Она не отвечает ему, словно хочет остаться в его голове «таинственной французской пташкой». Завтра утром он будет думает, что она какая-нибудь иностранная туристка, наивно забредшая в чертоги этого Ада — иногда нам всем хочется создать вокруг себя «сказку» и «легенду». Так пусть сегодня будет этот день. Она пришла сюда в надежде на веселье, ровно, как и он. И веселье само нашло их. Веселье в виде прекрасных карих и серых глаз. Он просит показать ему французский поцелуй. И будь девушка потрезвее на пару шотов с текиллой, она бы сказала ему, какой он негодяй и как этот подкат устарел. Но незнакомка не трезва, и этот «дешёвый» подкат ей нравится, что вполне заметно по расплывшейся по губам улыбке.
Кислая конфета, которую девушка катала внутри своего рта, бьётся о зубы и подразнивающее выглядывает в коротких промежутках.
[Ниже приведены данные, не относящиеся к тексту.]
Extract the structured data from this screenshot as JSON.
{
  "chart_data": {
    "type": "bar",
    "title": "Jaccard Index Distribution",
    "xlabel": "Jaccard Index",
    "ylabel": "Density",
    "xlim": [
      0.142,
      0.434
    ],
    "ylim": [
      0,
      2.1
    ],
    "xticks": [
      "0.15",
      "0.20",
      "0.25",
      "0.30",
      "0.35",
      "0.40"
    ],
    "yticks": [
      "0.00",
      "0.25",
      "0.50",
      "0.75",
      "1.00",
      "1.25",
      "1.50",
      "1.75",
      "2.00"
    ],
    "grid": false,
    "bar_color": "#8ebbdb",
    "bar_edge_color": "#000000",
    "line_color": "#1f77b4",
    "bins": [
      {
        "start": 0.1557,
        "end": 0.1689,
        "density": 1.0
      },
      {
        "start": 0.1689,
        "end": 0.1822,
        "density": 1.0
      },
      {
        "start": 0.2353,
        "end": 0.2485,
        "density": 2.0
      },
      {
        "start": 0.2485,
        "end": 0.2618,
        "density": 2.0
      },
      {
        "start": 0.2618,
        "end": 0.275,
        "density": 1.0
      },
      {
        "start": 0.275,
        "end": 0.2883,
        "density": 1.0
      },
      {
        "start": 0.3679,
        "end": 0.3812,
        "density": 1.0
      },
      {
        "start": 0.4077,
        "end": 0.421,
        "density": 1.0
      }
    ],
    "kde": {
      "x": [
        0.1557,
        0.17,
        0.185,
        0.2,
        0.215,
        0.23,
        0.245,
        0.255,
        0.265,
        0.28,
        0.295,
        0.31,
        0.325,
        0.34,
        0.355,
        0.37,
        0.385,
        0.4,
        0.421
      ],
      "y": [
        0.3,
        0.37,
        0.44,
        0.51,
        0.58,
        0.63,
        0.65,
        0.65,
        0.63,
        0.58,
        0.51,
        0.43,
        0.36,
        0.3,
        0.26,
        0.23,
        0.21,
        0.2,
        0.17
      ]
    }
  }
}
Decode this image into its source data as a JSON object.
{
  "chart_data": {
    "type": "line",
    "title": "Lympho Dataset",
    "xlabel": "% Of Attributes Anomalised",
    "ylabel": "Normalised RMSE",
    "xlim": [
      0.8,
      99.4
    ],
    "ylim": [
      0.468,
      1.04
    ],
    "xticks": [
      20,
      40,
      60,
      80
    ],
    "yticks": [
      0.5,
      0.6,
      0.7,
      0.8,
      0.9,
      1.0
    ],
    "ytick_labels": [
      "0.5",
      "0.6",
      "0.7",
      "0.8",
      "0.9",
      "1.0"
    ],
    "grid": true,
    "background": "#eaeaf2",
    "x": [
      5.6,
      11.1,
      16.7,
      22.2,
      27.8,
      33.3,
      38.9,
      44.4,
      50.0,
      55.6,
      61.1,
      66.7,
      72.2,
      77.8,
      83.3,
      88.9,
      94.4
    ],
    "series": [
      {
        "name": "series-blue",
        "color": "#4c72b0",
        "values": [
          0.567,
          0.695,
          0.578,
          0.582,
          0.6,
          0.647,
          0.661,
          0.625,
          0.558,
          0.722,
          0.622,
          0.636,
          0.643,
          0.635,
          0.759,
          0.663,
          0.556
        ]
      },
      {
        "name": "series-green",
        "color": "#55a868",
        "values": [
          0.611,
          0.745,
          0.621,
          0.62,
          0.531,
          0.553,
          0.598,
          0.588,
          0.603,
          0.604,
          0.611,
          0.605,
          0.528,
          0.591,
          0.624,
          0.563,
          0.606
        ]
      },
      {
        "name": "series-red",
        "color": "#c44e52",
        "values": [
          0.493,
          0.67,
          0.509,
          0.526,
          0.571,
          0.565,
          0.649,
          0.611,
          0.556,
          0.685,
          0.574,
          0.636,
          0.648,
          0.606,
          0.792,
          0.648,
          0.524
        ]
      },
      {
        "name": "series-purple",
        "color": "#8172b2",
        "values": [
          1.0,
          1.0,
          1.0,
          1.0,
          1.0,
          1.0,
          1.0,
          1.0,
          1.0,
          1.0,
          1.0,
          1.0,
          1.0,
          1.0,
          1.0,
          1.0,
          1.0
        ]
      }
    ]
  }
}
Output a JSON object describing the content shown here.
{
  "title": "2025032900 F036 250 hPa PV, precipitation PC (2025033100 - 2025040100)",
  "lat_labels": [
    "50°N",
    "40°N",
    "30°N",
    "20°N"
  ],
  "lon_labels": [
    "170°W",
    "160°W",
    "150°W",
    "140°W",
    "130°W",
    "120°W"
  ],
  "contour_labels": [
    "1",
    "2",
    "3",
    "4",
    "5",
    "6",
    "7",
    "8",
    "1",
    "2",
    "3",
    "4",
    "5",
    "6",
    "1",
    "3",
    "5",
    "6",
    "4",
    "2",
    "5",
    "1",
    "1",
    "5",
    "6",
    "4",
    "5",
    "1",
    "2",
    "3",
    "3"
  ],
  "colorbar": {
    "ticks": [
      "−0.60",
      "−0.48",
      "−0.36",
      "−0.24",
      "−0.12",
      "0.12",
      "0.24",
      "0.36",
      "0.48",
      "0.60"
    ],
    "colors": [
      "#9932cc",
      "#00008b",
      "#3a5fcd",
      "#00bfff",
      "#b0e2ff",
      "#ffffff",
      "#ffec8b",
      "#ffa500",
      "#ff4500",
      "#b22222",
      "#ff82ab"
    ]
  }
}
Блондинка делает вперёд те несчастные пол шажочка, которые разделяли их; становится практически вплотную. Пальцы одной из её рук скользят по его плечу, вверх; ноготками она едва царапает кожу между воротом майки и началом роста волос — потому что ей нравится его рваный, нетерпеливый вздох. Это действует почти так же опьяняюще, как выпитый алкоголь. И она тянется за этим «опьянением», привстаёт на носочках своих кроссовок.
Сомнительные встречи, короткие свидания от бара до постели ближайшего мотеля под рык мотора и визг уцепившейся сзади девчонки. Сорванный хриплый голос, около десяти выкуренных сигарет и удивительное облегчение, когда это колесо впечатлений заканчивается трусливым бегством очередной красотки. В таком обезумевшем ритме он что-то в себе ломал, раз за разом возвращаясь на исходную позицию, чтобы в этот раз ощутить, что что-то меняется. Ничего при этом не становилось иным. Обезумевший мир оставался таковым, мерцая перед глазами сапфирами и бриллиантами, а скука обнимала со спины и смеялась так раздражающе, что хотелось её послать. Мир ждал, когда Илья сломается. Терпеливо перебирая одни и те же мотивы, захватывая во власть секундным эмоциональным всплеском, а после разбивая всё это, такое важное, вдребезги у него под ногами.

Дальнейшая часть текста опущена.